Impuls zum Monatsspruch September 2023
Stimmt der erste Eindruck?
Kategorie: Impulse
Quelle: Polizeipfarramt der EKHN
Bildrechte: Ekhn_PolPfarramt_MG
„Jesus Christus spricht: Wer sagt denn ihr, dass ich sei?“ (Matthäusevangelium, Kapitel 16, Vers 15)
Ist es Ihnen schon aufgefallen? Wenn Ihnen jemand begegnet, den Sie nicht kennen, dann dauert es keine Zehntelsekunde, bis Sie von diesem Menschen einen ersten Eindruck haben. Finden Sie diese Person vertrauenswürdig oder gefährlich? Interessant oder langweilig? Attraktiv oder abstoßend?
Es ist faszinierend aber irgendwie auch erschreckend, wie schnell sich in mir ein Bild von einem Menschen formt, den ich (noch) gar nicht kenne.

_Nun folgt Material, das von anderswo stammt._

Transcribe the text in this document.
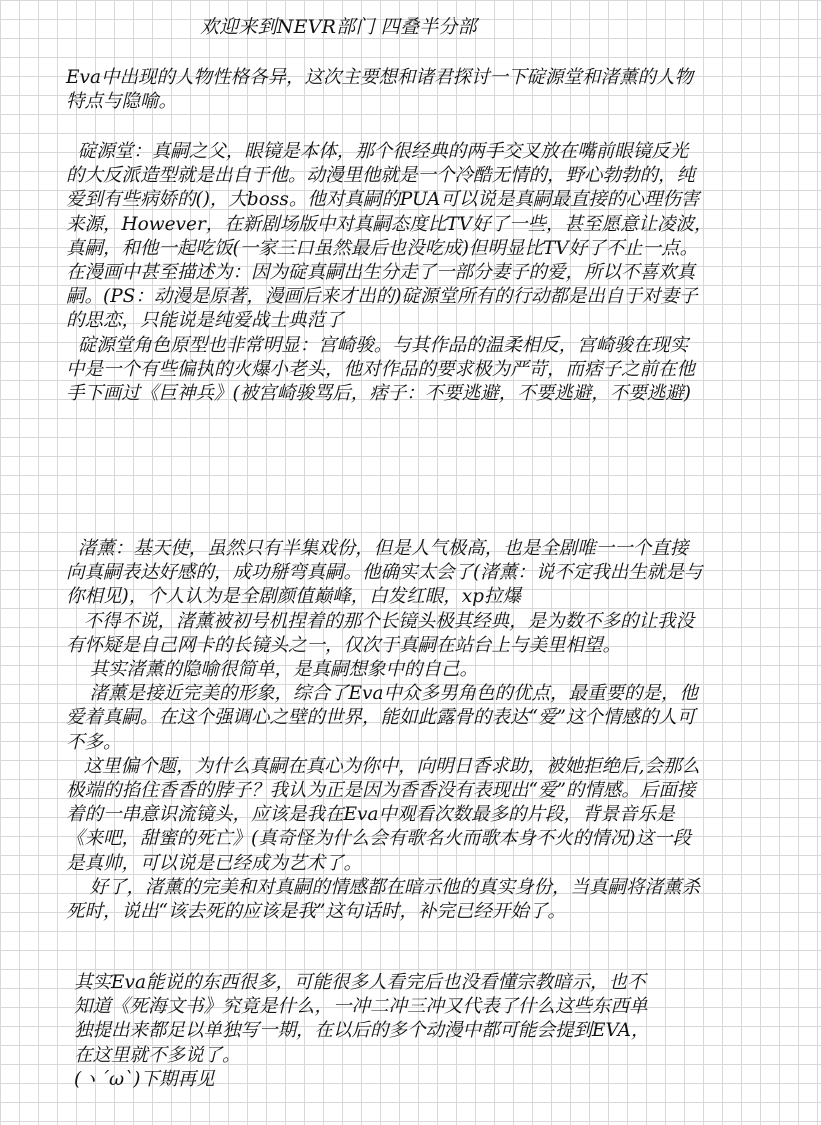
欢迎来到NEVR部门 四叠半分部
Eva中出现的人物性格各异，这次主要想和诸君探讨一下碇源堂和渚薰的人物
特点与隐喻。
碇源堂：真嗣之父，眼镜是本体，那个很经典的两手交叉放在嘴前眼镜反光
的大反派造型就是出自于他。动漫里他就是一个冷酷无情的，野心勃勃的，纯
爱到有些病娇的()，大boss。他对真嗣的PUA可以说是真嗣最直接的心理伤害
来源，However，在新剧场版中对真嗣态度比TV好了一些，甚至愿意让凌波，
真嗣，和他一起吃饭(一家三口虽然最后也没吃成)但明显比TV好了不止一点。
在漫画中甚至描述为：因为碇真嗣出生分走了一部分妻子的爱，所以不喜欢真
嗣。(PS：动漫是原著，漫画后来才出的)碇源堂所有的行动都是出自于对妻子
的思恋，只能说是纯爱战士典范了
碇源堂角色原型也非常明显：宫崎骏。与其作品的温柔相反，宫崎骏在现实
中是一个有些偏执的火爆小老头，他对作品的要求极为严苛，而痞子之前在他
手下画过《巨神兵》(被宫崎骏骂后，痞子：不要逃避，不要逃避，不要逃避)
渚薰：基天使，虽然只有半集戏份，但是人气极高，也是全剧唯一一个直接
向真嗣表达好感的，成功掰弯真嗣。他确实太会了(渚薰：说不定我出生就是与
你相见)，个人认为是全剧颜值巅峰，白发红眼，xp拉爆
不得不说，渚薰被初号机捏着的那个长镜头极其经典，是为数不多的让我没
有怀疑是自己网卡的长镜头之一，仅次于真嗣在站台上与美里相望。
其实渚薰的隐喻很简单，是真嗣想象中的自己。
渚薰是接近完美的形象，综合了Eva中众多男角色的优点，最重要的是，他
爱着真嗣。在这个强调心之壁的世界，能如此露骨的表达“爱”这个情感的人可
不多。
这里偏个题，为什么真嗣在真心为你中，向明日香求助，被她拒绝后,会那么
极端的掐住香香的脖子？我认为正是因为香香没有表现出“爱”的情感。后面接
着的一串意识流镜头，应该是我在Eva中观看次数最多的片段，背景音乐是
《来吧，甜蜜的死亡》(真奇怪为什么会有歌名火而歌本身不火的情况)这一段
是真帅，可以说是已经成为艺术了。
好了，渚薰的完美和对真嗣的情感都在暗示他的真实身份，当真嗣将渚薰杀
死时，说出“该去死的应该是我”这句话时，补完已经开始了。
其实Eva能说的东西很多，可能很多人看完后也没看懂宗教暗示，也不
知道《死海文书》究竟是什么，一冲二冲三冲又代表了什么这些东西单
独提出来都足以单独写一期，在以后的多个动漫中都可能会提到EVA，
在这里就不多说了。
(ヽ´ω`)下期再见
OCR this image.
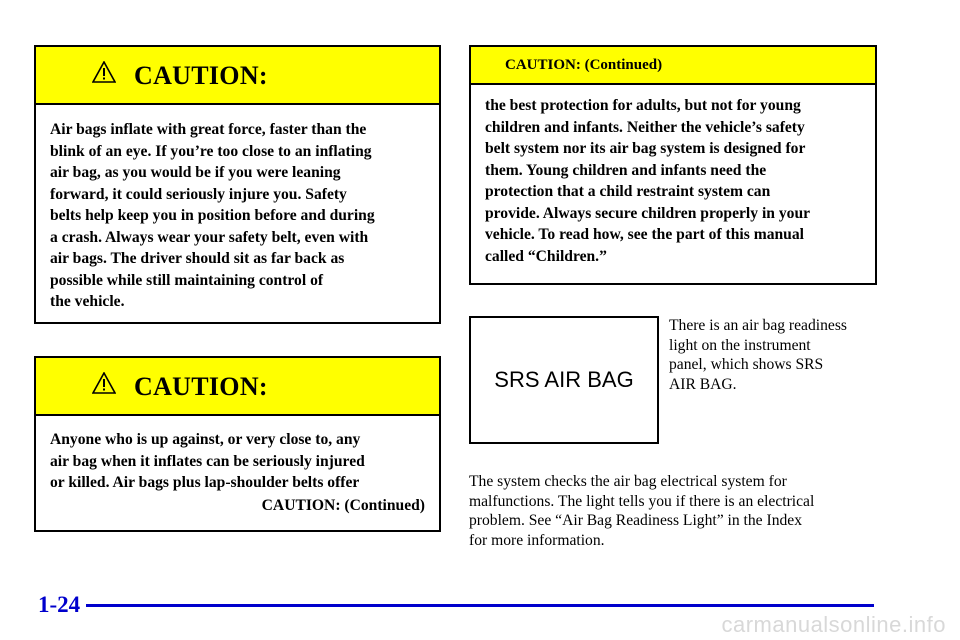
CAUTION:
Air bags inflate with great force, faster than the
blink of an eye. If you’re too close to an inflating
air bag, as you would be if you were leaning
forward, it could seriously injure you. Safety
belts help keep you in position before and during
a crash. Always wear your safety belt, even with
air bags. The driver should sit as far back as
possible while still maintaining control of
the vehicle.
CAUTION:
Anyone who is up against, or very close to, any
air bag when it inflates can be seriously injured
or killed. Air bags plus lap-shoulder belts offer
CAUTION: (Continued)
CAUTION: (Continued)
the best protection for adults, but not for young
children and infants. Neither the vehicle’s safety
belt system nor its air bag system is designed for
them. Young children and infants need the
protection that a child restraint system can
provide. Always secure children properly in your
vehicle. To read how, see the part of this manual
called “Children.”
SRS AIR BAG
There is an air bag readiness
light on the instrument
panel, which shows SRS
AIR BAG.
The system checks the air bag electrical system for
malfunctions. The light tells you if there is an electrical
problem. See “Air Bag Readiness Light” in the Index
for more information.
1-24
carmanualsonline.info
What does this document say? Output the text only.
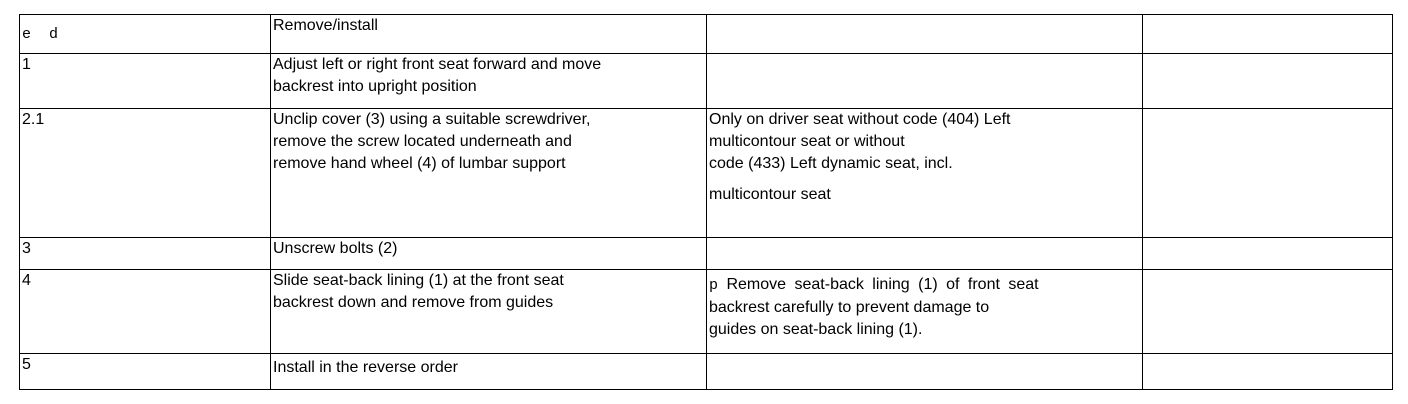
e  d	Remove/install		
1	Adjust left or right front seat forward and move
backrest into upright position		

2.1	Unclip cover (3) using a suitable screwdriver,
remove the screw located underneath and
remove hand wheel (4) of lumbar support	Only on driver seat without code (404) Left
multicontour seat or without
code (433) Left dynamic seat, incl.
multicontour seat	

3	Unscrew bolts (2)		

4	Slide seat-back lining (1) at the front seat
backrest down and remove from guides	p Remove seat-back lining (1) of front seat
backrest carefully to prevent damage to
guides on seat-back lining (1).	

5	Install in the reverse order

Faszinierend, weil diese Fähigkeit sehr nützlich ist, um mit unerwarteten Situationen klar zu kommen. Die Verhaltensforschung vermutet, das menschliche Gehirn habe diese Begabung in der Evolution schon sehr früh entwickelt, um Raubtiere zu identifizieren. Sie war überlebensnotwendig und ist es bis heute geblieben. Als Polizist:in wissen Sie genau, wie wichtig intuitive Menschenkenntnis ist, um Gefahren für andere und für sich selbst schnell zu erkennen. Und um adäquat darauf reagieren zu können.
Dessen unbenommen kenne ich aber auch Situationen, in denen ich erschrocken bin, wie schnell ich eine Person in eine Schublade gesteckt hatte, nur aufgrund des ersten Eindrucks von ihr. Denn es zeigte sich: Meine Schublade passt für ihn oder sie gar nicht! Jeder Mensch ist einzigartig und hat verschiedene Seiten.

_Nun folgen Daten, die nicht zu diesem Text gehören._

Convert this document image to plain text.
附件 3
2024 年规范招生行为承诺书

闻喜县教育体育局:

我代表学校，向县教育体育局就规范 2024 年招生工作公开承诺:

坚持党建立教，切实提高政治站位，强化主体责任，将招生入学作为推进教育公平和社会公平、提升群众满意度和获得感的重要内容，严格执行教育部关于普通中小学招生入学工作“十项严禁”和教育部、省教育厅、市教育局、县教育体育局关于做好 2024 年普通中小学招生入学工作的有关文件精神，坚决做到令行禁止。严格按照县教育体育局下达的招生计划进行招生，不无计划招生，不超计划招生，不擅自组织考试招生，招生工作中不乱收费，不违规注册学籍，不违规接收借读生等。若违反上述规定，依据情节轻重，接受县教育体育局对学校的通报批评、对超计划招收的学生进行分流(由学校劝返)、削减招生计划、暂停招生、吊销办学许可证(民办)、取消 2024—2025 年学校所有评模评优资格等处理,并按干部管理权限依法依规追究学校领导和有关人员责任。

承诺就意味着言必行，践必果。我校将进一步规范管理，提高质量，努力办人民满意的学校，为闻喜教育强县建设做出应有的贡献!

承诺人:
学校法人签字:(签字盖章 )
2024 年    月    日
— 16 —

Der Schriftsteller Max Frisch schreibt in seinem Tagebuch: „Es ist bemerkenswert, dass wir gerade von dem Menschen, den wir lieben, am mindesten aussagen können, wie er sei. Wir lieben ihn einfach. Eben darin besteht ja die Liebe, das Wunderbare an der Liebe, dass sie uns in der Schwebe des Lebendigen hält, in der Bereitschaft, einem Menschen zu folgen in allen seinen möglichen Entfaltungen.“ Diese Gedanken von Max Frisch begleiten mich schon lange. Sie helfen mir, den ersten Eindruck, den ich von einem Menschen habe, nicht in Stein zu meißeln.
„Und für wen haltet ihr mich?“ So fragt Jesus die Jüngerinnen und Jünger, die mit ihm unterwegs sind. Dadurch fordert er sie heraus, ihm (und anderen Menschen) offen und neugierig zu begegnen. Kein schlechter Impuls.
Ich wünsche Ihnen, dass Sie sich von anderen Menschen immer wieder positiv überraschen lassen können.